Queenside Castling / Regina Coyula

I have a friend, who is an International Chess Master with the title of Grandmaster, whom we consider almost as part of the family, but I hadn’t heard from her since she got a contract to work in Costa Rica last year. Last May I went to the Capablanca in memoriam tournament and, being in the right place, I asked about her. I was surprised by the fact that everyone I asked grinned, looked at each other if they were a group of people, but no one dared to tell me anything about the whereabouts of my friend Tania Hernández. One thing did seem clear among all the evasive responses: Tania was not coming back to Havana.

There was no self-censorship or questioning from the part of those I asked, since Tania is a very lovable person.
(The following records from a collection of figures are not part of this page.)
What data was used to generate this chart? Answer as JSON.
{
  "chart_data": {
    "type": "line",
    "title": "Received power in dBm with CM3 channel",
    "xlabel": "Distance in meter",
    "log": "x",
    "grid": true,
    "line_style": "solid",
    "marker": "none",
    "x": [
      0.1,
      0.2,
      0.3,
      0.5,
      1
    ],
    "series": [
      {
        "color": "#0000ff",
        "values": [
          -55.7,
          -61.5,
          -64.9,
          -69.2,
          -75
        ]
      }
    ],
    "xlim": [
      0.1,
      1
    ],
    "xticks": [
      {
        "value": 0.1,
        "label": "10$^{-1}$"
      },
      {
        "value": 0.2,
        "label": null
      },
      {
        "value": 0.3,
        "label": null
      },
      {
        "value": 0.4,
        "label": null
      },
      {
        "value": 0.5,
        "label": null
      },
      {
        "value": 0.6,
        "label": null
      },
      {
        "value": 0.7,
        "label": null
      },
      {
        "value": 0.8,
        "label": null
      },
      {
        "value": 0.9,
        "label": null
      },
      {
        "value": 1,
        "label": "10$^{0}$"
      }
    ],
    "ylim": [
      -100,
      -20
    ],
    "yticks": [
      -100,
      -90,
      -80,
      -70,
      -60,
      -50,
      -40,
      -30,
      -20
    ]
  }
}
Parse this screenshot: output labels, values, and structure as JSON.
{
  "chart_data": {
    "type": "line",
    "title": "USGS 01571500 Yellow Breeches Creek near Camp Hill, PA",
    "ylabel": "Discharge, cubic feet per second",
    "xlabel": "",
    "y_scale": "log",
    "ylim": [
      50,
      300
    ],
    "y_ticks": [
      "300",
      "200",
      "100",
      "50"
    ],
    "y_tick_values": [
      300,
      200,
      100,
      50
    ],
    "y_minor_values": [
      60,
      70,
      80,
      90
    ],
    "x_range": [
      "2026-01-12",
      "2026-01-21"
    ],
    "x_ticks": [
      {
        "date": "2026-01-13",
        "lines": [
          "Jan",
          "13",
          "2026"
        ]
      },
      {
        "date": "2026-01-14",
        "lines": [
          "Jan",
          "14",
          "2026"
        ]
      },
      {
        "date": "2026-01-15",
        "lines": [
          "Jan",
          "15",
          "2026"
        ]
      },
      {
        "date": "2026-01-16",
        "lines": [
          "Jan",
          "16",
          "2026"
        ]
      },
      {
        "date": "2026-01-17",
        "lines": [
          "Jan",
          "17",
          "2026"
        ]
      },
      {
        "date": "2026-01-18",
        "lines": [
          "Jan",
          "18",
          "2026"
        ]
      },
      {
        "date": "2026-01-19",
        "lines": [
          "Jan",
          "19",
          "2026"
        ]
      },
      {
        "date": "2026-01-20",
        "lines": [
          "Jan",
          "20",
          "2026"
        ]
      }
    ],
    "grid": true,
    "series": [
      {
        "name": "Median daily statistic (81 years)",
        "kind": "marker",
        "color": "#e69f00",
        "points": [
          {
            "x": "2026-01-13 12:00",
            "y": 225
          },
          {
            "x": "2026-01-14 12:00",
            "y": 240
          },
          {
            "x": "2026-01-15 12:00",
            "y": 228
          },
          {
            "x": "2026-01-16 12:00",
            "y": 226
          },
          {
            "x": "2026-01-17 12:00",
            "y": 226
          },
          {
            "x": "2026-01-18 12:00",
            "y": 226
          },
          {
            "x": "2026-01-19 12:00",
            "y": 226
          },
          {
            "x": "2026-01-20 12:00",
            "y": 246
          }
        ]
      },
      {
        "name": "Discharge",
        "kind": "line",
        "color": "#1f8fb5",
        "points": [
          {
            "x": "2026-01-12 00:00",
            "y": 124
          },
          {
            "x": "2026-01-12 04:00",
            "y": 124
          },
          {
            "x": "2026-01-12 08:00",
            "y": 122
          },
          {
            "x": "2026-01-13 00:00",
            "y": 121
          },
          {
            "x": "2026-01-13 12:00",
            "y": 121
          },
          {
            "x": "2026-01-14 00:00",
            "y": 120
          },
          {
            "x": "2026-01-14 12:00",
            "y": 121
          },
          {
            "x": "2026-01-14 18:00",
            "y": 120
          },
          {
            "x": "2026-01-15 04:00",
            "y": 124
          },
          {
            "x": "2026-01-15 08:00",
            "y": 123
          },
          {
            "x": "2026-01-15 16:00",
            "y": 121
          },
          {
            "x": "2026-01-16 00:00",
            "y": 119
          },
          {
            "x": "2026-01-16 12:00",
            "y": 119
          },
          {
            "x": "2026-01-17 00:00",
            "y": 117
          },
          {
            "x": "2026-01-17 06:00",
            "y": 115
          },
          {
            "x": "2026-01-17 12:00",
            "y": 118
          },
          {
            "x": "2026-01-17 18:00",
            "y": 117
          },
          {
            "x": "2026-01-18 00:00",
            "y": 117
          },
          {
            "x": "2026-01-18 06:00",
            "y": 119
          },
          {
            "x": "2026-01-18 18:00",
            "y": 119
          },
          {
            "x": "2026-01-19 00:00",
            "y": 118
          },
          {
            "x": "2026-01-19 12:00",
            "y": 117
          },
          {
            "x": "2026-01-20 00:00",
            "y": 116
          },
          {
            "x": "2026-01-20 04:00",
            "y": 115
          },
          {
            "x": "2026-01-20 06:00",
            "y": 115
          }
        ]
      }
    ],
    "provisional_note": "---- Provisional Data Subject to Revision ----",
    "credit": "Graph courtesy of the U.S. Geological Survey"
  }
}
Despite her career in the sport of Chess, after twelve years as part of the National Chess Team, Tania still lived with her parents and grandmother in the same block in Central Havana where she was born, a home to which improvements were made thanks to the travel stipends she saved from each trip. When her results left her out of the team, they “turned off her lights”, and Tania had to leave her sporting career, give lessons, sell her Chess books, all of which I know was very hard for her.

I suppose she used the contacts she had made while participating in international events to obtain the contract to work in Central America. In this new chapter in her life, Tania will work as a coach or teacher, activities for which she has as much talent as she had for playing; her work will allow her to pay the rent for a cozy little apartment, and also to help her family in Cuba. Now that everyone knows her decision, the Sports Institute (INDER) will not forgive her. Branded as a deserter, she will be forbidden to re-enter Cuba for at least the next five years. Of course we are talking about five years counting from 2010, so I expect to be able to hug my friend in Havana before the sentence, sanctioned by public officials who know nothing about what it’s like to live in a small overcrowded room, expires.